At first glance, it seems to be a good sign, but it's not all good news for Microsoft. Overall, Windows phone sales collapsed by 76% year-over-year (YoY), with global market share falling from 2.5% to just 0.6% in Q2 2016. That's also a further drop in market share compared with Q1 2016, when Gartner put Windows' share of the smartphone market at 0.7%.
The only platform doing worse than Windows is BlackBerry, with sales of BB OS devices falling to just 400,000, or 0.1% share, from 1.15 million / 0.3% a year earlier.
Overall, smartphone sales across all platforms rose by around 4% to 344.36 million YoY, and the biggest winner was Android.
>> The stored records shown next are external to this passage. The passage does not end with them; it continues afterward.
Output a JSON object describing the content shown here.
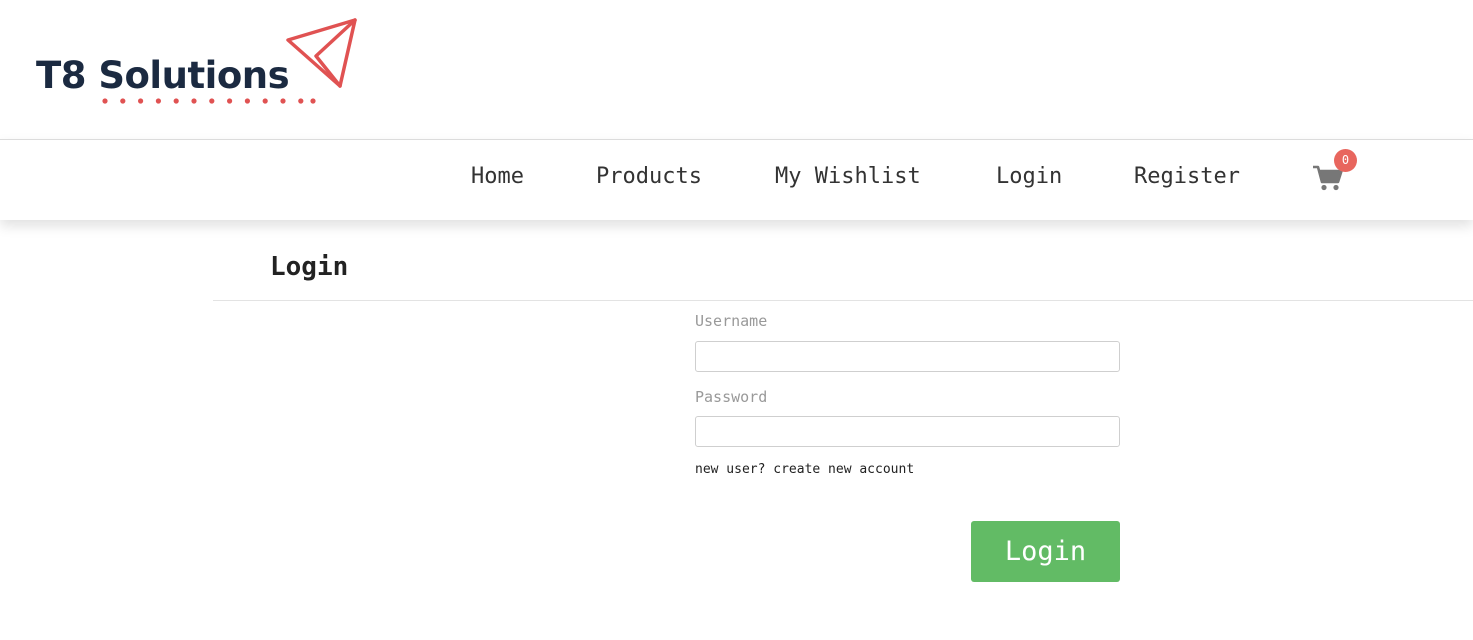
{
  "brand": {
    "name": "T8 Solutions",
    "accent_color": "#e05252",
    "text_color": "#1b2a41"
  },
  "nav": {
    "items": [
      {
        "label": "Home"
      },
      {
        "label": "Products"
      },
      {
        "label": "My Wishlist"
      },
      {
        "label": "Login"
      },
      {
        "label": "Register"
      }
    ],
    "cart": {
      "icon": "cart-icon",
      "count": "0",
      "badge_color": "#e8665e"
    }
  },
  "page": {
    "title": "Login"
  },
  "form": {
    "username": {
      "label": "Username",
      "value": "",
      "placeholder": ""
    },
    "password": {
      "label": "Password",
      "value": "",
      "placeholder": ""
    },
    "new_user_link": "new user? create new account",
    "submit_label": "Login",
    "submit_color": "#62bb65"
  }
}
Sales of Android smartphones rose to almost 297 million units, pushing its market share up to 86.2%, from 82.2% a year earlier, and 84.1% in the previous quarter.
Gartner's Roberta Cozza attributed this in part to Google's efforts to keep improving its operating system. "Google is evolving the Android platform fast, which allows Android players to remain at the cutting edge of smartphone technology," she said. "Facing a highly commoditized smartphone market, Google's focus is to further expand and diversify the Android platform with additional functionalities, like virtual reality, enabling more-intelligent experiences and reach into wearables, connected home devices, in-car entertainment and TV."
Android enjoyed strong demand for lower-end and mid-range phones in emerging markets, but it was a good quarter for flagships too, with global sales of high-end handsets up by 6.5%.
Meanwhile, iOS was the biggest loser as a result of Apple's well-documented quarterly sales slide, which pushed its market share down from 14.6% in Q2 2015 to 12.9% last quarter.
However, Apple remains the world's second largest handset vendor with a considerable buffer between it and Huawei in third place, with 30.67 million sales and 8.9% share. Samsung is still the biggest by a considerable margin, with 76.74 million sales and 22.3% share, up around 0.5% YoY.
Oppo in particular enjoyed huge success last quarter, more than doubling its sales YoY from 8.07 million / 2.4% to 18.49 million / 5.4%.